“Violence erupted in the historic Osmania University in Hyderabad on Sunday evening, when student groups representing right-wing Akhil Bharatiya Vidyarthi Parishad clashed with the Dalit and minority student groups in protest against the celebration of the first-ever ‘Beef Festival’ in the campus.
“The Dalit students were celebrating the ‘Beef Festival’ (Pedda Koora Panduga in Telugu) - cooking and serving of beef in the open - on the OU campus as an expression of their cultural identity and constitutional right.
“The students have been opposing the imposition of what they call Brahminical culture on the food habits of SCs, STs and minorities in the educational institutions.
“However, the event was strongly resisted by the ABVP students stating that it was against the Indian culture and would hurt the sentiments of the Hindus who treat cow as a holy animal.
“The rightwing student groups distributed pamphlets in the last two days asking the students to stay away from the beef festival. They described the festival as a mischief being perpetrated by a few individuals who claim themselves to be Dalit intellectuals and scholars having a political agenda.
“Trouble began at around 6.30 pm, when more than 1,000 students assembled at the Ambedkar Hostel, where the Dalit Students Federation made elaborate arrangements for the festival. [...]
“As the Dalit students were raising slogans, singing songs and eating biryani made of beef, several ABVP students swooped on the venue and ransacked the area. This resulted in the two groups of students attacking each other and pelting stones. Several students and media persons covering the event received injuries.
“As the students continued with stone pelting, the police had to lob teargas shells to disperse the students. The irate mobs also set afire a vehicle belonging to a television channel. [...]

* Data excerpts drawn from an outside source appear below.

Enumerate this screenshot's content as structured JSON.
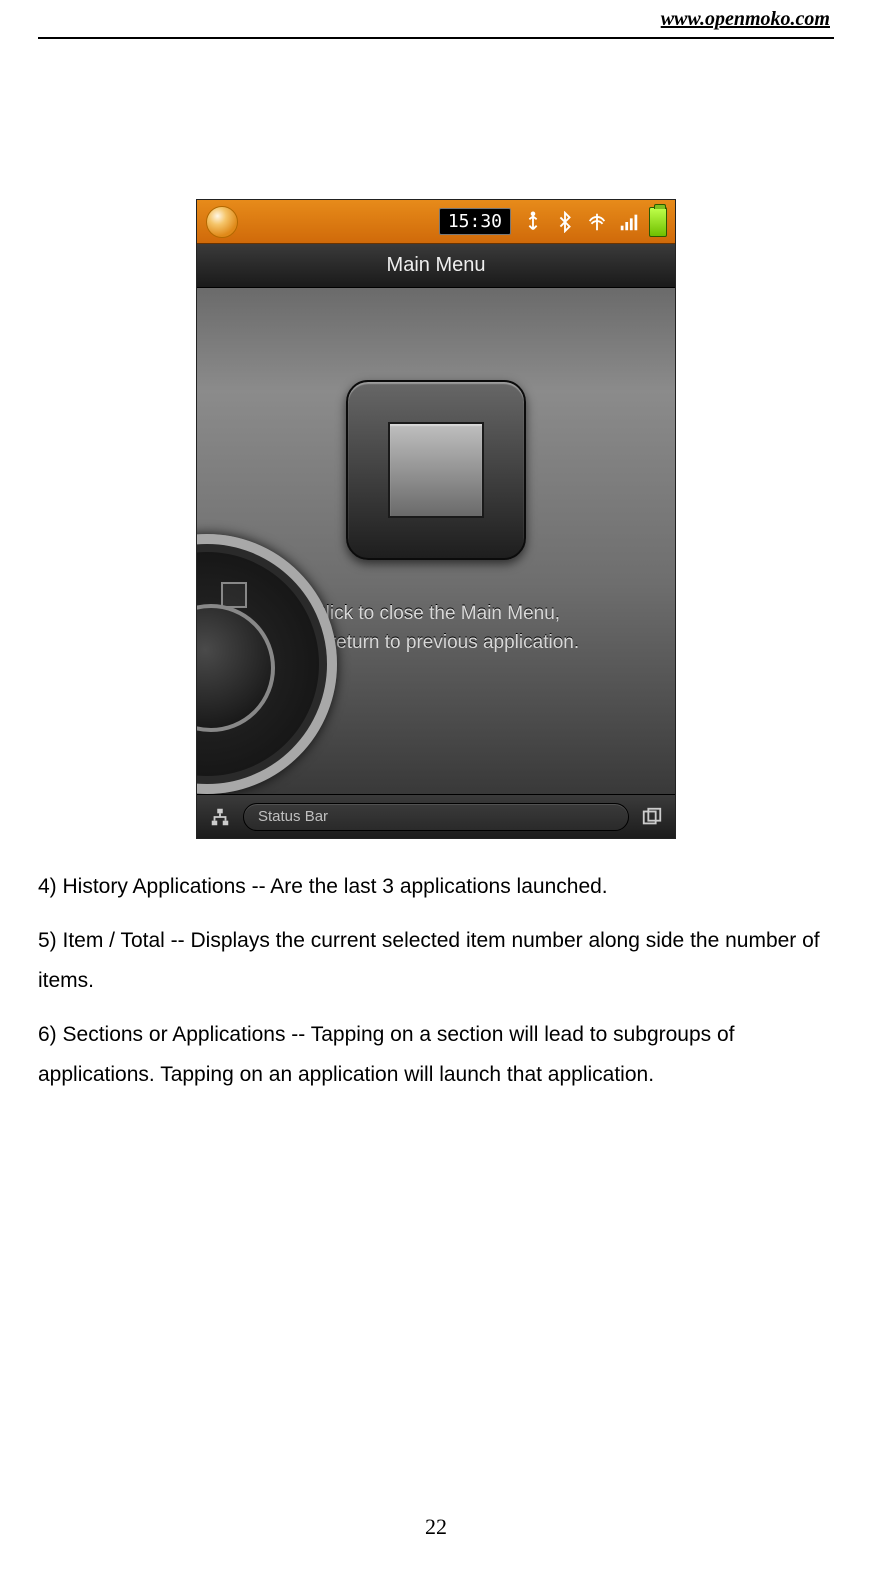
{
  "header": {
    "url": "www.openmoko.com"
  },
  "screenshot": {
    "statusbar": {
      "time": "15:30",
      "icons": {
        "logo": "openmoko-logo",
        "usb": "usb-icon",
        "bluetooth": "bluetooth-icon",
        "wifi": "wifi-icon",
        "signal": "signal-icon",
        "battery": "battery-icon"
      }
    },
    "titlebar": {
      "title": "Main Menu"
    },
    "hint": {
      "line1": "Click to close the Main Menu,",
      "line2": "and return to previous application."
    },
    "bottombar": {
      "status_label": "Status Bar"
    }
  },
  "paragraphs": {
    "p4": "4) History Applications -- Are the last 3 applications launched.",
    "p5": "5) Item / Total -- Displays the current selected item number along side the number of items.",
    "p6": "6) Sections or Applications -- Tapping on a section will lead to subgroups of applications. Tapping on an application will launch that application."
  },
  "page_number": "22"
}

“Beef festival organizer B Sudarshan, a research scholar, said it was unfortunate that some upper caste students tried to disrupt the festival which was going on peacefully. ‘We have not made any slaughter of animals in the hostel premises but only distributed food among the students to acknowledge the age-old custom of Dalits and minorities. We wanted to remove the dirty image associated with beef, as spread by the Brahminical culture,’ he said.”
The right to eat by S. Anand (Business Standard, April 26, 2012)

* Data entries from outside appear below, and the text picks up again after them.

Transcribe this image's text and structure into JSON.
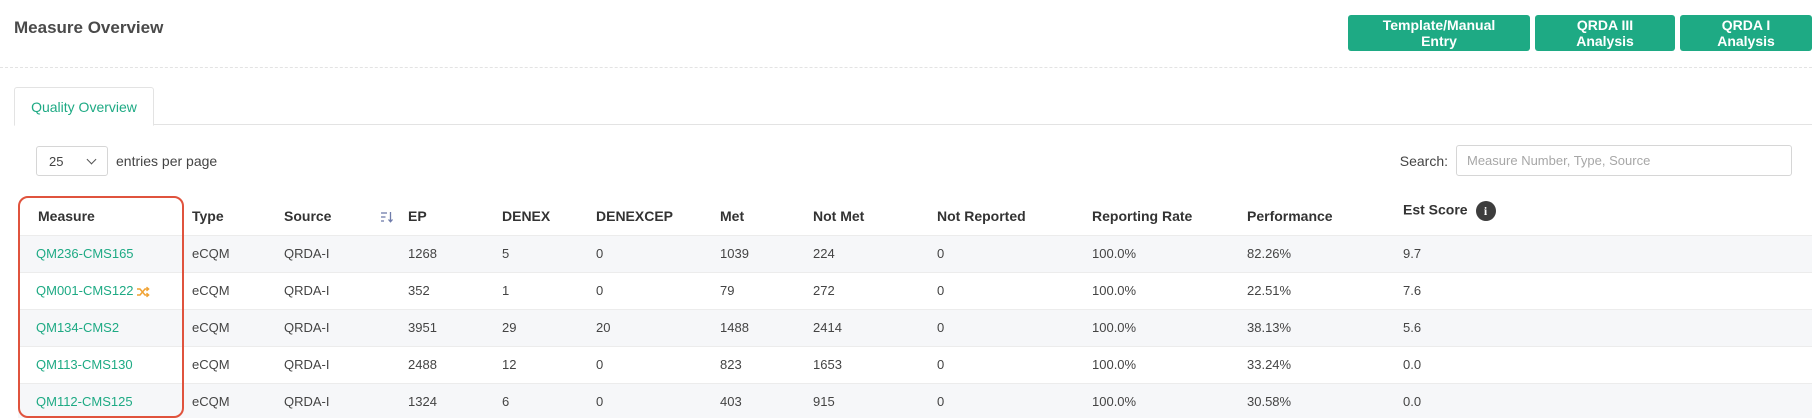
{
  "header": {
    "title": "Measure Overview",
    "buttons": {
      "template": "Template/Manual Entry",
      "qrda3": "QRDA III Analysis",
      "qrda1": "QRDA I Analysis"
    }
  },
  "tabs": {
    "active": "Quality Overview"
  },
  "controls": {
    "entries_value": "25",
    "entries_label": "entries per page",
    "search_label": "Search:",
    "search_placeholder": "Measure Number, Type, Source",
    "search_value": ""
  },
  "table": {
    "columns": [
      "Measure",
      "Type",
      "Source",
      "EP",
      "DENEX",
      "DENEXCEP",
      "Met",
      "Not Met",
      "Not Reported",
      "Reporting Rate",
      "Performance",
      "Est Score"
    ],
    "info_glyph": "i",
    "rows": [
      {
        "measure": "QM236-CMS165",
        "type": "eCQM",
        "source": "QRDA-I",
        "ep": "1268",
        "denex": "5",
        "denexcep": "0",
        "met": "1039",
        "not_met": "224",
        "not_reported": "0",
        "reporting_rate": "100.0%",
        "performance": "82.26%",
        "est_score": "9.7"
      },
      {
        "measure": "QM001-CMS122",
        "type": "eCQM",
        "source": "QRDA-I",
        "ep": "352",
        "denex": "1",
        "denexcep": "0",
        "met": "79",
        "not_met": "272",
        "not_reported": "0",
        "reporting_rate": "100.0%",
        "performance": "22.51%",
        "est_score": "7.6",
        "inverse_icon": "shuffle-icon"
      },
      {
        "measure": "QM134-CMS2",
        "type": "eCQM",
        "source": "QRDA-I",
        "ep": "3951",
        "denex": "29",
        "denexcep": "20",
        "met": "1488",
        "not_met": "2414",
        "not_reported": "0",
        "reporting_rate": "100.0%",
        "performance": "38.13%",
        "est_score": "5.6"
      },
      {
        "measure": "QM113-CMS130",
        "type": "eCQM",
        "source": "QRDA-I",
        "ep": "2488",
        "denex": "12",
        "denexcep": "0",
        "met": "823",
        "not_met": "1653",
        "not_reported": "0",
        "reporting_rate": "100.0%",
        "performance": "33.24%",
        "est_score": "0.0"
      },
      {
        "measure": "QM112-CMS125",
        "type": "eCQM",
        "source": "QRDA-I",
        "ep": "1324",
        "denex": "6",
        "denexcep": "0",
        "met": "403",
        "not_met": "915",
        "not_reported": "0",
        "reporting_rate": "100.0%",
        "performance": "30.58%",
        "est_score": "0.0"
      }
    ]
  },
  "colors": {
    "accent": "#1eaa84",
    "highlight": "#e0533d",
    "shuffle_icon": "#f0a233"
  }
}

Hyderabad: VHP, Bajrang Dal men purify Osmania University campus (Express News Service, April 28, 2012):
“Just when the dust seemed to have settled at the Osmania University following the controversial beef festival, the Vishwa Hindu Parishad (VHP) and the Bajrang Dal on Thursday conducted a ritual at a temple adjacent the Arts College to ‘purify’ the campus.”
And see further:
Is it India’s Rosa Parks moment? by Ajaz Ashraf (Daily Times (Lahore), April 27, 2012):
“For nearly a century and a half, the cow wasn’t just a cow but an incendiary political issue, which periodically ignited many a communal conflagration all around India. Underlying the acrimony was the demand asking Muslims to eschew beef-eating in respect for the religious sentiments of Hindus, who considered the cow holy. It tacitly assumed a monolithic Hindu community united in its veneration of the cow and the need to save her from the Muslim butcher’s cleaver.
“This assumption stands challenged in Hyderabad, not by Muslims, but by assertive lower-caste Hindus who were contemptuously treated and referred to as Untouchables and who now have adopted the nomenclature of Dalit (oppressed) for defining their identity. On April 15, Dalit students organised a beef festival at Hyderabad’s Osmania University, where 2,000 of them publicly partook of the savoury beef biryani even as a singer belted the song: ‘Beef is the secret of my energy.’
“This demonstration of defiance was in support of their demand to have beef included on the hostel’s menu. Their logic was — beef is taboo for high caste Hindus, not the Dalits, sections of other backward castes, Muslims and Christians, whose diet includes beef. In excluding it from the menu, the university, they said, is guilty of showing an unjustifiable predilection for the religious sensitivity of high-caste Hindus. At one stroke was thus shattered the myth of the Hindu community being a monolith.”